Re: Crashing g_string_sprintf when printing invalid floats. gtk+-1.2.9 on Linux
- From: Sven Neumann <sven gimp org>
- To: "Eric M. Monsler" <emonsler beamreachnetworks com>
- Cc: gtk-app-devel-list <gtk-app-devel-list gnome org>, "gtk-list gnome org" <gtk-list gnome org>, Christopher Keller <CKeller BeamReachNetworks com>
- Subject: Re: Crashing g_string_sprintf when printing invalid floats. gtk+-1.2.9 on Linux
- Date: 12 Aug 2002 23:07:51 +0200
Hi,
"Eric M. Monsler" <emonsler beamreachnetworks com> writes:
I'm jumping lists with this; my apologies, but it's definitely a gtk
bug and so want to followup to gtk-list.
the correct place to report this would probably have been
http://bugzilla.gnome.org/.
If I try to print a denormalized float with a specific format string,
e.g. "%6.2f\n", using g_string_sprintf(), the program crashes with an
error about allocating a negative number of bytes.
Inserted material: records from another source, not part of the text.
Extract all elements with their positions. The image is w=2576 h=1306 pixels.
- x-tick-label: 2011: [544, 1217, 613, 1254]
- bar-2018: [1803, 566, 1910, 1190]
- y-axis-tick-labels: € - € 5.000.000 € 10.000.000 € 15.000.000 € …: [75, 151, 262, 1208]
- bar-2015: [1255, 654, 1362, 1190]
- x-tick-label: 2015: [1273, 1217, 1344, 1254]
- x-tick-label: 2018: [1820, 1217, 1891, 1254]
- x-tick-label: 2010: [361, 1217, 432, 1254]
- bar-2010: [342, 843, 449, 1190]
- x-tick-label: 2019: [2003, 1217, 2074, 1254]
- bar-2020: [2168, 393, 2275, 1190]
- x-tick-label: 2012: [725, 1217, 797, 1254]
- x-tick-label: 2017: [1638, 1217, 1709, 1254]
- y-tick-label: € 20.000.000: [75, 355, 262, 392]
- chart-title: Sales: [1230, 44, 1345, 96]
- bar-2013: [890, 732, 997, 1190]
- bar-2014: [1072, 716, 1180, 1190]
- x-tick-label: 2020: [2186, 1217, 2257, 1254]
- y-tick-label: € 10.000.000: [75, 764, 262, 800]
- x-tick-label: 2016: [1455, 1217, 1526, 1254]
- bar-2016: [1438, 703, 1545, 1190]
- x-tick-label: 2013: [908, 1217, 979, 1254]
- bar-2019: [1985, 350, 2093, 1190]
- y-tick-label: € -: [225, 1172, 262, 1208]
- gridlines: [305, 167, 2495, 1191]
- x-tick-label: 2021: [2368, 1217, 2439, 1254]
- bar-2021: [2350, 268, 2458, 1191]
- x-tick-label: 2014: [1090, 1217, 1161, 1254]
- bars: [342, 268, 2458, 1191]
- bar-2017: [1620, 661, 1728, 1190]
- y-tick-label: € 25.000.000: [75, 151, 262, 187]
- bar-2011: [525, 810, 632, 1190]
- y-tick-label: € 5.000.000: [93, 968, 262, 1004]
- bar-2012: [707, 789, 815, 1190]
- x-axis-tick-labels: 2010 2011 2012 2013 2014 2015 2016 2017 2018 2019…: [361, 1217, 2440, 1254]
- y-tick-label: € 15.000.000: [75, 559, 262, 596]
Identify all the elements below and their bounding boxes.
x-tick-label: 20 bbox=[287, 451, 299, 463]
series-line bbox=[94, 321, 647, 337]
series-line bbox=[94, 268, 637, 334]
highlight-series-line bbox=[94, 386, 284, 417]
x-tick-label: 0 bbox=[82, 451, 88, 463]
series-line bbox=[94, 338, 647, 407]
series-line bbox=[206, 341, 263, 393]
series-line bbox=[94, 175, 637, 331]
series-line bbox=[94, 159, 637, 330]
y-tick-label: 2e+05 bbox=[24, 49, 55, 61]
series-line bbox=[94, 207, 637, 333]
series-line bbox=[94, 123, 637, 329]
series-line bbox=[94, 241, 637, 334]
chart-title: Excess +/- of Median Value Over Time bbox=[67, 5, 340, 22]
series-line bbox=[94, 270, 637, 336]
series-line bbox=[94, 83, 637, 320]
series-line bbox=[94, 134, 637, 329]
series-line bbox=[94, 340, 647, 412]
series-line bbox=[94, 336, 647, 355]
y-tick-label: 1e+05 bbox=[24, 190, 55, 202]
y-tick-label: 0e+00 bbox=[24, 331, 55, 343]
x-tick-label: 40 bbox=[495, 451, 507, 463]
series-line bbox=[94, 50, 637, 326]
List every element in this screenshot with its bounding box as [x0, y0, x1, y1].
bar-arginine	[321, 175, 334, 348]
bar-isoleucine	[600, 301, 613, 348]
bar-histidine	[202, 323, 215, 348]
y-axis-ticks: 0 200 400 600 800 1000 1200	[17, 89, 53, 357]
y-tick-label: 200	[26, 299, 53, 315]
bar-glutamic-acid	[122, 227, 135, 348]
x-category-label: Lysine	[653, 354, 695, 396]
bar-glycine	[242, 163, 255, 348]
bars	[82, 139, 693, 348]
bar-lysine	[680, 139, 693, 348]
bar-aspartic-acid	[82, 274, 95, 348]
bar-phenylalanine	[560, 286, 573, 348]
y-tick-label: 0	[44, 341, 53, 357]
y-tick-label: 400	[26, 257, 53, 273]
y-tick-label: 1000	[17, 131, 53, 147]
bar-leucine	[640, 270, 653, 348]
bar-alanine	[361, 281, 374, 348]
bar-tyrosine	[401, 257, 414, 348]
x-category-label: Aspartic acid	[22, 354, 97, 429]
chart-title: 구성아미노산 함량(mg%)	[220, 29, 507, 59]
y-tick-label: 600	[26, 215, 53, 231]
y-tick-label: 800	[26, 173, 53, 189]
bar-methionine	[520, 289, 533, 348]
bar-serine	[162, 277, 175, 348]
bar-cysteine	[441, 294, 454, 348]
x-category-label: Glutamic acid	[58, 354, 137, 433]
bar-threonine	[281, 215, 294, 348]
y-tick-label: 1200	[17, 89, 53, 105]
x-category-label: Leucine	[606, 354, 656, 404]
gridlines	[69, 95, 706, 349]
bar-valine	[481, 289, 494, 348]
An example program is below, showing the error when compiled and run
under Linux. I believe that the problem is present in both 1.2.9 and
1.2.10.
I can reproduce the problem with gtk+-1.2.10 (or actually glib-1.2.10)
running under Linux on an i686:
GLib-ERROR **: could not allocate -6 bytes
aborting...
have two questions:
1) Is there ongoing bugfix developement on 1.2.x GTK+?
2) Is this bug fixed in Gtk+ 2.0.x?
it seems to work better with GTK+-2.0 (or actually glib-2.0):
0.00
I am seeing a crash, although with GLib error message, when printing
a floating point number.
The error message is that GLib is unable to allocate -7 bytes.
Which seems reasonable enough.
The problem is that the data I am trying to print does not seem to
be a valid floating point number. My program needs to be
crash-proof in this case, as bad data is going to be encountered. I
see that the value that is bad is typically something like
"6.0245e-44", which is not valid.
The fact that I can read the value means that ddd/gdb is handling it
properly, but not g_string_sprintf.
Any clues? Any suggestions as to how to clamp the floating point
value? I have tried to do so with comparisons to MAX_FLT and
MIN_FLT, without success.
I don't think you can reliably perform range tests on uninitialized
memory since the compiler knows about the fact that the value was
never initialized and may optimize the range check away.